The Nigerian Insurers Association (NIA) commiserates with the families of those who lost their lives in the collapse five-storey building in Lekki, which claimed about 34 lives including artesans, labourers, hawkers, women and children while the number of the injured is yet to be made public.

The Director-General NIA, Sunday Thomas, also notes with regret the loss of lives and valuable property as a result of building collapse in different parts of the country.

“We are mindful of the heavy burden the death of bread winners have placed on their families and we pray God to grant the children and other dependants of victims of the disaster the fortitude to bear the loss.

“We are however quick to note that the heavy financial burden placed on their dependants and loved ones would have been mitigated if the contractors had done the needful,” he said.

He noted that all over the world, insurance is risk mitigating mechanisms designed to bring succour to those who suffer lose their relations and/or property.

“As a nation, we should learn to place premium on human lives by doing the needful.
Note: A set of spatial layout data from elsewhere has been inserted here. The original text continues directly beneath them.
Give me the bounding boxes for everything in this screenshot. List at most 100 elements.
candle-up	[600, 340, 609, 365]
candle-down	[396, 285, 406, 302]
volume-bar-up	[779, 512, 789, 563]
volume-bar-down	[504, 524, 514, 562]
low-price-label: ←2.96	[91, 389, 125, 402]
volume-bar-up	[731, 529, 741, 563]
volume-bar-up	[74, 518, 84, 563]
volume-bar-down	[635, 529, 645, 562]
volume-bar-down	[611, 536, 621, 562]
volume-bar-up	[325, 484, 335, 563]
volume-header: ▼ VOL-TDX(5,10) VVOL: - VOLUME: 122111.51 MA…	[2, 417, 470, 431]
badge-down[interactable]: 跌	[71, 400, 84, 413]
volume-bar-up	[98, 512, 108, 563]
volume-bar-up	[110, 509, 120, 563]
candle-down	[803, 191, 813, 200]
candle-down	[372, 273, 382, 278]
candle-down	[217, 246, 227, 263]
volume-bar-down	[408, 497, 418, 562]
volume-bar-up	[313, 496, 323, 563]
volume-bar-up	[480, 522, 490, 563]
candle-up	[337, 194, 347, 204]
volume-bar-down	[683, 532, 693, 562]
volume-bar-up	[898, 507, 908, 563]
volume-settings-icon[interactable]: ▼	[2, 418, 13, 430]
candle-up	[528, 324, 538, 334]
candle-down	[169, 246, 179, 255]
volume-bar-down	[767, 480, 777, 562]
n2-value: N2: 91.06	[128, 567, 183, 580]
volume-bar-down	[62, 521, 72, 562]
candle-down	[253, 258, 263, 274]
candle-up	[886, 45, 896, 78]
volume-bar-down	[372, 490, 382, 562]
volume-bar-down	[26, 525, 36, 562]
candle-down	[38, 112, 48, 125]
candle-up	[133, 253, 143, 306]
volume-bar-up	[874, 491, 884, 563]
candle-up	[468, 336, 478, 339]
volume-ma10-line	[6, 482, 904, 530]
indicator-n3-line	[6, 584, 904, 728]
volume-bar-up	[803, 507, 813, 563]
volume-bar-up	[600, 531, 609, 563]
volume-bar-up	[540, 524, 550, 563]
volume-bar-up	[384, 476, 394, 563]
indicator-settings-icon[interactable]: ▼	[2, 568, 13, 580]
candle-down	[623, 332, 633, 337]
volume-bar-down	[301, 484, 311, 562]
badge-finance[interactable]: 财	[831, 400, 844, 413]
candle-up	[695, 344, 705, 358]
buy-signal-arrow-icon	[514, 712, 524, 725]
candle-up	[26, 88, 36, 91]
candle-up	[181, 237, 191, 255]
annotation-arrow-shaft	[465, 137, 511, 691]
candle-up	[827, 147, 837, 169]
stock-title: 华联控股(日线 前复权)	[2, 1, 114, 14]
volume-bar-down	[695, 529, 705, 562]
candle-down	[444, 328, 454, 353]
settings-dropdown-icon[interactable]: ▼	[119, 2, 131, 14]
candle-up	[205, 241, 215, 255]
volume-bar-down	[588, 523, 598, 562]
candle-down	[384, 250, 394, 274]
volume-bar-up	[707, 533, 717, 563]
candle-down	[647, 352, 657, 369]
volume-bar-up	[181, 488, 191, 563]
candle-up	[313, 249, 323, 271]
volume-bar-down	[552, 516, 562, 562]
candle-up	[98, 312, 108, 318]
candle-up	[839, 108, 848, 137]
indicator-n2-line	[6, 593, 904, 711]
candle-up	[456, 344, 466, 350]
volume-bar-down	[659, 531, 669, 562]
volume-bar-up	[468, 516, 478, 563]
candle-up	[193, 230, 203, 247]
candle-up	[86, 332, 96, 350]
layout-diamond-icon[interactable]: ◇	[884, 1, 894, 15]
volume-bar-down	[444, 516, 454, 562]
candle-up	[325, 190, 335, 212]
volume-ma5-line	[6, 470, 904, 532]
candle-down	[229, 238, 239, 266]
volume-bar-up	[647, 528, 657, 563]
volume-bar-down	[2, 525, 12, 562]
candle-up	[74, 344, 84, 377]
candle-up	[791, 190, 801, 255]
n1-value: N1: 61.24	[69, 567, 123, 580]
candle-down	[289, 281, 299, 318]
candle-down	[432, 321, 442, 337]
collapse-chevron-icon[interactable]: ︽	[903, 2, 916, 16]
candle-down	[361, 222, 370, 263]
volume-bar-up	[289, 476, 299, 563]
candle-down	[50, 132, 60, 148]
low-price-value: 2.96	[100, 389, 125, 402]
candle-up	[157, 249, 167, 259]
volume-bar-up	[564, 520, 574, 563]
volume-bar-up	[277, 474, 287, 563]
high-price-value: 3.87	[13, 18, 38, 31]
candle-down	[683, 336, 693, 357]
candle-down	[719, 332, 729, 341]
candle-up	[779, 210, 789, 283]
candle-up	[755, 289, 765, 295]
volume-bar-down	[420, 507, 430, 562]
This is where the insurance companies can be called to action

“Insurance Act 2003 in its Section 64(1) states that No person shall cause to be constructed any building of more than two floors without insuring with a registered insurer his liability in respect of construction risks caused by his negligence or the negligence of his servants, agents or consultants which may result in bodily injury or loss of life to or damage to property of any workman on the site or of any member of the Public,” he added.

He urged all the stakeholders in the construction industry to take appropriate steps to ensure compliance with the extant laws to stop the needless loss of lives and property and the resultant problems for the families.

He said this is not the time for the blame game, but indeed a time for sober reflection and a call to action, stressing that those who are vested with the power to enforce the laws of the land owe it a duty to ensure that laws are obeyed.

“What is more? The Lagos State government had domesticated the law on Insurance of Buildings under construction. What remains is for the law enforcement agents to enforce the law.

“The nation cannot afford to waste its citizens and its assets given the robust insurance arrangement opportunities provided by the insurance Act 2003.

“Enough of this waste! Take Insurance to cover your risks and be assured of better tomorrow in case the unexpected happens,” he posited.